DannyH renamed this task from Investigation: Allow categories in Commons in all languages to Investigation: Assistance with structured data on Commons.Jun 13 2016, 10:49 PM
DannyH updated the task description. (Show Details)
kaldari set the point value for this task to 5.Jun 30 2016, 5:33 PM
Investigation details (including discussion details from Wikimania):
  • Ability to use items/properties from Wikidata to make statements on other wikis: T76007
    • What this task is about: If I upload a picture of a Mango tree on Commons, I should be able to pick what kind of tree, what color etc. from Wikidata options (sort of like an auto-complete interface for specific properties the user chooses). If it's something new, the data has to first go on Wikidata and then can be used on the wikis.
    • Blocked on T133381: Add support for foreign entities to EntityId. Daniel: "Adding support for this to the EntityId class itself should not be hard.
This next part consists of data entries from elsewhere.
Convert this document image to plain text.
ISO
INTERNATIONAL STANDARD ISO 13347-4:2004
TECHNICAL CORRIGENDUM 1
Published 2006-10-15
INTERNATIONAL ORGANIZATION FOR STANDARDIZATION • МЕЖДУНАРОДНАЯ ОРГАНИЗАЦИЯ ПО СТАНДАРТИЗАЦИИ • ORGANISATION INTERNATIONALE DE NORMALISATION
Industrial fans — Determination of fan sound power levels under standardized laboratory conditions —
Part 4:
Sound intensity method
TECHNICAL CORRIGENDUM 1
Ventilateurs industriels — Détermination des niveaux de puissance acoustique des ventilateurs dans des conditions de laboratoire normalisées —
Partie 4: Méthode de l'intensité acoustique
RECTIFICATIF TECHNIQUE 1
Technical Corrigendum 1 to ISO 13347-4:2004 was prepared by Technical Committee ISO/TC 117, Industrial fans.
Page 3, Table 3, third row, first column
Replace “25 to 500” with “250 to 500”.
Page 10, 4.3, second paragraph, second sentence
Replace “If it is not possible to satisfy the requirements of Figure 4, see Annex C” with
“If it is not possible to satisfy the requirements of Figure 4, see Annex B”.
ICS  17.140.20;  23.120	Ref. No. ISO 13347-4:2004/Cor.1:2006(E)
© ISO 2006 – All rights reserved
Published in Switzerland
Adding prefix mapping for serializers and deserializers, plus the necessary config, is more work"
    • Both of these tasks are tricky and non-trivial for someone without prior Wikibase familiarity.
  • A new Wikibase datatype for smart URIs: T127929
    • What this task is about: Wikibase (the software that Wikidata runs on) supports these data types as of now: https://www.wikidata.org/wiki/Special:ListDatatypes They want support for a new data type: T127929 -- Basically that we accept the user's profile link (for a bunch of possible sources) and display only the relevant handle while retaining the URI link underneath.
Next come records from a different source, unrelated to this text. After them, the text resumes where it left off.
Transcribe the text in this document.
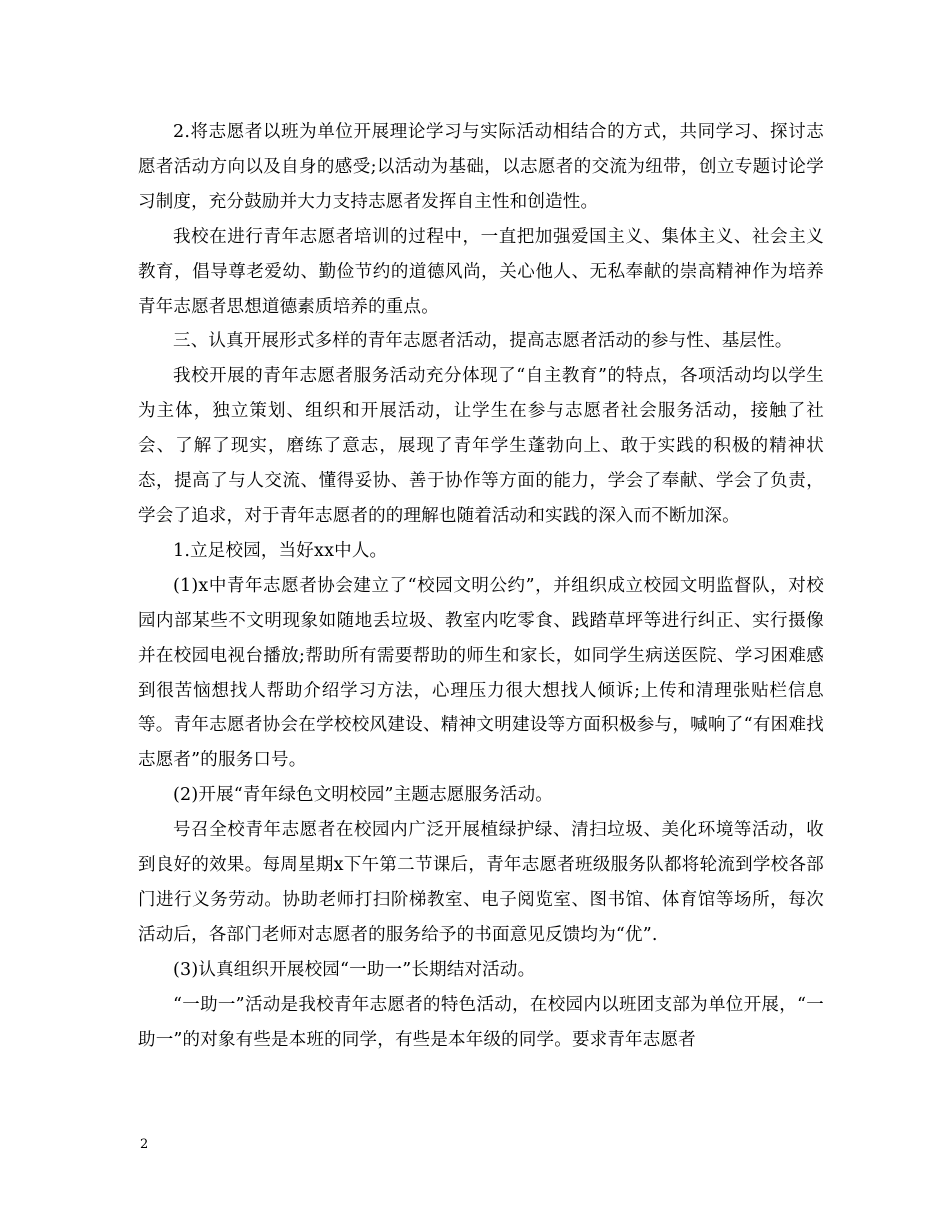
2.将志愿者以班为单位开展理论学习与实际活动相结合的方式，共同学习、探讨志愿者活动方向以及自身的感受;以活动为基础，以志愿者的交流为纽带，创立专题讨论学习制度，充分鼓励并大力支持志愿者发挥自主性和创造性。

我校在进行青年志愿者培训的过程中，一直把加强爱国主义、集体主义、社会主义教育，倡导尊老爱幼、勤俭节约的道德风尚，关心他人、无私奉献的崇高精神作为培养青年志愿者思想道德素质培养的重点。

三、认真开展形式多样的青年志愿者活动，提高志愿者活动的参与性、基层性。

我校开展的青年志愿者服务活动充分体现了“自主教育”的特点，各项活动均以学生为主体，独立策划、组织和开展活动，让学生在参与志愿者社会服务活动，接触了社会、了解了现实，磨练了意志，展现了青年学生蓬勃向上、敢于实践的积极的精神状态，提高了与人交流、懂得妥协、善于协作等方面的能力，学会了奉献、学会了负责，学会了追求，对于青年志愿者的的理解也随着活动和实践的深入而不断加深。

1.立足校园，当好xx中人。

(1)x中青年志愿者协会建立了“校园文明公约”，并组织成立校园文明监督队，对校园内部某些不文明现象如随地丢垃圾、教室内吃零食、践踏草坪等进行纠正、实行摄像并在校园电视台播放;帮助所有需要帮助的师生和家长，如同学生病送医院、学习困难感到很苦恼想找人帮助介绍学习方法，心理压力很大想找人倾诉;上传和清理张贴栏信息等。青年志愿者协会在学校校风建设、精神文明建设等方面积极参与，喊响了“有困难找志愿者”的服务口号。

(2)开展“青年绿色文明校园”主题志愿服务活动。

号召全校青年志愿者在校园内广泛开展植绿护绿、清扫垃圾、美化环境等活动，收到良好的效果。每周星期x下午第二节课后，青年志愿者班级服务队都将轮流到学校各部门进行义务劳动。协助老师打扫阶梯教室、电子阅览室、图书馆、体育馆等场所，每次活动后，各部门老师对志愿者的服务给予的书面意见反馈均为“优”.

(3)认真组织开展校园“一助一”长期结对活动。

“一助一”活动是我校青年志愿者的特色活动，在校园内以班团支部为单位开展，“一助一”的对象有些是本班的同学，有些是本年级的同学。要求青年志愿者

2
    • Estimated time to complete this for someone with Wikibase familiarity: 1 week (as per Daniel's estimate) plus another week for feedback and consultations. UI part is tricky and non-trivial. For someone with no Wikibase experience (like our team), this task could possibly stretch up to a month of work.
  • T107595: [RFC] Multi-Content Revisions (in close collaboration with Daniel)
    • This RFC proposal talks of basically revolutionizing how MediaWiki stores and renders content. The idea is to have different "data streams" for every page with separate "slots" which are saved in the database for immediate retrieval on demand. For example "wikitext", "html", "diff", "blamemap" etc. are all different slots. The latter two fall in the category of Derived slots and the former two are Primary slots. Depending on what part of the page changes, the derived data streams get updated but the rest of the slots which were untouched by the change are retained in the database as is. The RFC talks about in-depth implementation details for the project.
    • For the purposes of this investigation, we can probably help with getting involved in the discussions for the RFC but it's unlikely that the implementation will start any time soon.
  • Thoughts/concepts on integration of query and search in the context of multimedia meta data
    • What this task is about: Ability to run complex searches from the wiki itself. For example: {{dog:white|male|poodle}} should turn up all images of dogs with those specifications. The syntax and logistics of this task are still up in the air and possibly dependent on the first task being completed.
    • This task is mainly dependent on T68108: [Epic] Store media information for files on Wikimedia Commons as structured data. Looking at the subtasks, this is again not something we can help with in the immediate future.
Investigation outcomes

We can help with:

Given how daunting the Wikibase code is (2500 files before running Composer), the feedback from Daniel about how long it would take a new dev to get up to speed, and the vague timeline on getting all these pieces into place, I would prefer that we leave these coding tasks to the Wikidata developers, as our time will be better spent on other projects, IMO. It would be useful if we add comments to some of these RfCs though. @DannyH: What are your thoughts?

Yes, I agree. I want structured data on Commons, and I wish we could make that process go faster, but it doesn't sound like we can help right now.